Best gun for CC ??

Discussion in 'Concealed Carrying & Personal Protection' started by Graphixman, Oct 26, 2012.

  1. Graphixman

    Graphixman New Member

    First hello to the Forum ...great site ... but I was thinking of the G 33 or G 27 .. For CC... Anyone carry these ?? And if so your thoughts would be great ...
  2. mountainman13

    mountainman13 New Member

    Welcome to FTF. The 27 seems to be a popular choice for cc. Easy to conceal, good stopping power and the reliability of a glock.

  3. JTJ

    JTJ Well-Known Member Supporter

    The one you will carry. A 380 in the pocket is better than a 45 in the drawer. A lot of people go for one gun or another based on what other people think. It is your gun, it is personal and you have to be willing to train with it and carry it. Do not buy more gun than you can shoot accurately with. Do not buy a gun that is hard to control. Do not buy a gun that fits poorly. Do not buy a gun that does not point naturally. A gun is near useless if you can not shoot well and quickly with it. As I have gotten older, I have had to rethink my carry. I can still shoot a 45 well but a 9mm is faster and easier. I am not a police officer and dont plan on chasing down criminals. I do plan on defending myself should the need arise again. If you can handle a 45 great but dont let bravado make your decision.
  4. phildenton

    phildenton New Member

    Try to finf a nearby range that rents guns and try em out.
  5. Graphixman

    Graphixman New Member

    Thank you guys great info ..
  6. potentialglock

    potentialglock New Member

    Unless you're dead set on glock check out ruger's LC family. I have an LC9 and greatly enjoy it. I still prefer full size pistols but there are times I just can't carry that large.
  7. jimogden1984

    jimogden1984 New Member

    I was carrying a 1911 and found myself leaving it at home more and more. Then I got a kahr cm9 that fits in my pocket and its always with me. As TJT said, try to make sure whatever you get is easy to carry. It won't do you any good at home or in the glove box
  8. GNXtreme

    GNXtreme New Member

    It all has to do with what gun fits YOU the best. If you've never shot a glock you need to try one before spending the money on one. I'm not saying that they aren't great guns, I just prefer something different. I'm not a "fanboy" of any particular type or brand but I do know what I like to shoot and can shoot well. Springfield XD or a 1911 works great for me.
  9. Old_Crow

    Old_Crow New Member

    A bazooka is quite intimidating. No one can tell you what the best gun for you to conceal might be. Guns I can carry easily would drive most people nuts. By the same token if I had to carry a Glock I would trade it for a $15 Cold Steel knife. At least the knife won't shoot me before I get it out of the sheath.
  10. JimRau

    JimRau Well-Known Member Supporter

    Amen!
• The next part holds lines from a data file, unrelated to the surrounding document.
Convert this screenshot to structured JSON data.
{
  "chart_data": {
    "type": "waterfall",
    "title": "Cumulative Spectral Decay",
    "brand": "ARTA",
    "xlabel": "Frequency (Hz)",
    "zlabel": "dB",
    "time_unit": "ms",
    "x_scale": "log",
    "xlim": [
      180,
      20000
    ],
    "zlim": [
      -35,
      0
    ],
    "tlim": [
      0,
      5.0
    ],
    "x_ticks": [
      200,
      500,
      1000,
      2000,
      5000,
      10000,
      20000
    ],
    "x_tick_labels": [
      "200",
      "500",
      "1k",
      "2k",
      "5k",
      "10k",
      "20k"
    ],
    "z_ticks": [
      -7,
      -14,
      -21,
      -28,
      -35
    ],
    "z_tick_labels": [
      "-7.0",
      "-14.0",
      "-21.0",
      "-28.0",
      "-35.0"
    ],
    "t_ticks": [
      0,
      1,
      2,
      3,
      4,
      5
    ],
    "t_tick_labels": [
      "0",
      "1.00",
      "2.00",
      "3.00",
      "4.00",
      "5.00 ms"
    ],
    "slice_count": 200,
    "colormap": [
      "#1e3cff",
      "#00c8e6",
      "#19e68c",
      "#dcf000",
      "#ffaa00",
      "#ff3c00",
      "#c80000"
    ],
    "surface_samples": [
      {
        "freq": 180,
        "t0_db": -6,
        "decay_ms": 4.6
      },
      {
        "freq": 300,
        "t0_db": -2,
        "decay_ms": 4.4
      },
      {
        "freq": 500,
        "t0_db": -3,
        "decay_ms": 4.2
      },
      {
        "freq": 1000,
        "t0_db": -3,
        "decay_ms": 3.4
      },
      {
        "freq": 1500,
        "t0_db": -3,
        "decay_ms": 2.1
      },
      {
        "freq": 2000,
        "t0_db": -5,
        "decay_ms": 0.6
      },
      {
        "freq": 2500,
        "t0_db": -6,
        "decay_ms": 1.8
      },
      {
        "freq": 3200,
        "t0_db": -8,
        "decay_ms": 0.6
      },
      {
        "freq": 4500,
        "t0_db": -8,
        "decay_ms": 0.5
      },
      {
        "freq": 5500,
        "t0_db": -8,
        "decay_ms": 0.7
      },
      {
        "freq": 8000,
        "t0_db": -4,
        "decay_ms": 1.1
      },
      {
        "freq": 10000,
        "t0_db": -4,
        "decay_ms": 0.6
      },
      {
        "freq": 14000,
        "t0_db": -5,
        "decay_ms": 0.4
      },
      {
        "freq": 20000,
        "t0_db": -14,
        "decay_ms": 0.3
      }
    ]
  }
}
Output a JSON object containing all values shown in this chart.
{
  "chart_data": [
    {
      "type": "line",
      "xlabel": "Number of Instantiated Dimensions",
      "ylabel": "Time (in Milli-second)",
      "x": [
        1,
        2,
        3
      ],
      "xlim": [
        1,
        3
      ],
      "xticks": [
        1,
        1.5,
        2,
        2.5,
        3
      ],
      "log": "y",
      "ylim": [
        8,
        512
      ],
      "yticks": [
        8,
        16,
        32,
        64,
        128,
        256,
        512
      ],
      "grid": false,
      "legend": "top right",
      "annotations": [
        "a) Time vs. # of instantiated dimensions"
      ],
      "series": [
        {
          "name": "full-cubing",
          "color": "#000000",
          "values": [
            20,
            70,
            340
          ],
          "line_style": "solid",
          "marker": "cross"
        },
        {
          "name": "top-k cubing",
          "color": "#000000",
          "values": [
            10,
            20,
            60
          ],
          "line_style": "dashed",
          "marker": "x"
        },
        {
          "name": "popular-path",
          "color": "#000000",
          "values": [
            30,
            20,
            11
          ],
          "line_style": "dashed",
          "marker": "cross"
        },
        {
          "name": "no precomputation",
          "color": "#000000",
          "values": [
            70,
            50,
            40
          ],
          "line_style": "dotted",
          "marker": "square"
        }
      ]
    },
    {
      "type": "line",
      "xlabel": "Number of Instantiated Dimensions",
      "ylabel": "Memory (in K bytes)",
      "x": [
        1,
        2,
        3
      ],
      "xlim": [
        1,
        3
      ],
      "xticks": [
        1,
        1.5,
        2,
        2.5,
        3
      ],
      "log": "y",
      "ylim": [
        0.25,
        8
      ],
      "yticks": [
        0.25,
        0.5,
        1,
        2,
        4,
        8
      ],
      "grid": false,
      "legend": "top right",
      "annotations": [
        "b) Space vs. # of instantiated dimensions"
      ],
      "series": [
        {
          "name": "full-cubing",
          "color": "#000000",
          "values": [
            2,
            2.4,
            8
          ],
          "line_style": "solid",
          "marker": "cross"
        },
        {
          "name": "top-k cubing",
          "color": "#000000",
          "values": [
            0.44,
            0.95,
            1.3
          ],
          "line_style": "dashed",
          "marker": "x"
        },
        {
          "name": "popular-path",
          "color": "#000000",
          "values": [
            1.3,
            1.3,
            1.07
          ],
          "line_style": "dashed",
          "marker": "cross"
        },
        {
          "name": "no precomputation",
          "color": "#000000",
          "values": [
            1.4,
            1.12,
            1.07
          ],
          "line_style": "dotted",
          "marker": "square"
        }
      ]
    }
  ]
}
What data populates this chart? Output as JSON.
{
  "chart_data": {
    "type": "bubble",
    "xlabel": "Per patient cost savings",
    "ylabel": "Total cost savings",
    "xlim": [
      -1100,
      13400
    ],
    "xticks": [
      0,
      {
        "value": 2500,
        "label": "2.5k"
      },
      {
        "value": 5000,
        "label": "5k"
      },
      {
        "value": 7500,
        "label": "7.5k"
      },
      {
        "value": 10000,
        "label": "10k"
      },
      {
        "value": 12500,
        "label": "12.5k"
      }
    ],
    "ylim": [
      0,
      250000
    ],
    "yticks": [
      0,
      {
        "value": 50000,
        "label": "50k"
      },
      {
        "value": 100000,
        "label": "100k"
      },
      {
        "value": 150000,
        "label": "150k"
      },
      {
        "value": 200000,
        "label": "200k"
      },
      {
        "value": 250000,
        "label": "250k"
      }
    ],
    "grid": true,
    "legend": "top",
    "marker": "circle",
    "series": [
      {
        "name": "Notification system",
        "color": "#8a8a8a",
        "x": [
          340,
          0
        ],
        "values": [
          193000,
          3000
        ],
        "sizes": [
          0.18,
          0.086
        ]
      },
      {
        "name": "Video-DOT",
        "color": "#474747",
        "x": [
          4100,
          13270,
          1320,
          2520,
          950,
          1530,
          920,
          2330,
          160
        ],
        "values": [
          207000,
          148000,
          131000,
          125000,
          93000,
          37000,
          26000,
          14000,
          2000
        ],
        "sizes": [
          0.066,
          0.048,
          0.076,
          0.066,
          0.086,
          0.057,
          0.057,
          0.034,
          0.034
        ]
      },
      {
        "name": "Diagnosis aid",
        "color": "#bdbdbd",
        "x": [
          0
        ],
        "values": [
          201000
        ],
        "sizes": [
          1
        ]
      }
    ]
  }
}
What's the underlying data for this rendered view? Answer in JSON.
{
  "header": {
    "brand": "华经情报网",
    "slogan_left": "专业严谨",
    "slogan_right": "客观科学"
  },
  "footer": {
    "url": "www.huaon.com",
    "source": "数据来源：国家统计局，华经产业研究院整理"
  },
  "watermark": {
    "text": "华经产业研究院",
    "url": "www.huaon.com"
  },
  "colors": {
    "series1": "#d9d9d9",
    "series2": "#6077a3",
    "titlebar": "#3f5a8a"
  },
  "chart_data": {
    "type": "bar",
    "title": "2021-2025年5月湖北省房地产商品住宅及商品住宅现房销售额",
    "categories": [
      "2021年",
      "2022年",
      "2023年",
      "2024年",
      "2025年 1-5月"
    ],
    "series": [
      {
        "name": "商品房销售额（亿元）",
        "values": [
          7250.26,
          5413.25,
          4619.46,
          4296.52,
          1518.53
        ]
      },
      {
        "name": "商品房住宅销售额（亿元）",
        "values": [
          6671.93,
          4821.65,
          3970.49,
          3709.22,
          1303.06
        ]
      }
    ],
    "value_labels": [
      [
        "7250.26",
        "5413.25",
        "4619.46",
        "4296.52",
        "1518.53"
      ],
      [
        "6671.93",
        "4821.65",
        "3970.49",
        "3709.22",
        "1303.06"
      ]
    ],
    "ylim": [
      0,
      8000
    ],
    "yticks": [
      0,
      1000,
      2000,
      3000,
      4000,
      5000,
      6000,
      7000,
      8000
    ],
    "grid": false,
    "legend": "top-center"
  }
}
I am a LEO with over 30 years on the street and have been a firearms instructor for more years than I care to admit!:eek: And what he said is right on.
    It is totality of the circumstance:
    1. Chose a PPD (Personal Protection Device/handgun):D you WILL carry. To many folks get hung up in the 'bigger is better' mess and chose a 'big' gun they eventually find to be to much trouble to carry.
    2. Hit probability is the MOST important consideration when choosing a PPD you will carry!!! As we would tell the 'smaller (usually female) recruits "A hit with 38 is better than a miss with a 357"! As stated above carry the one you can shoot the best.
    3. It has been shown that if you use the BEST SD ammo available today there is no realistic difference in the 9mm, 357 Sig/Mag, 40 S&W, 45 ACP/GAP/Colt (less than 5% difference in the permanent wound cavities from the worst to the best with the BEST SD ammo out there today) to stop an aggressive human attacker. So the caliber is not as as big of an issue as many make it.
    4. Also, if you are new to this I recommend you start with a revolver not a auto. They are much simpler and safe to operate. There is not need for the extensive training we go through to address the 'failure to fire' issues common with the semi-autos and they are safer because they are simpler to operate.
    Hope this helped.:)
  11. Dionysus03

    Dionysus03 New Member

    GNXtreme Those are my two primary choices for carry. I agree that the most important aspect for choosing a ccw is the fit. If it's not comfortable to wear at all times it's not doing you any good.
  12. danf_fl

    danf_fl Retired Supporter

    Do you own only one pair of shoes that you wear for everything?

    Consider the circumstances of where you are going, what you are doing.

    A loud "clunk" on a church pew with your pistol is not normally taken nicely. Sitting in the car and driving for 6 hours with the rig under the seat belt is not comfortable. Going to the beach and concealing it in your speedos brings unwanted attention.

    Different rigs and different firearms. The main thing is that you have a firearm with you.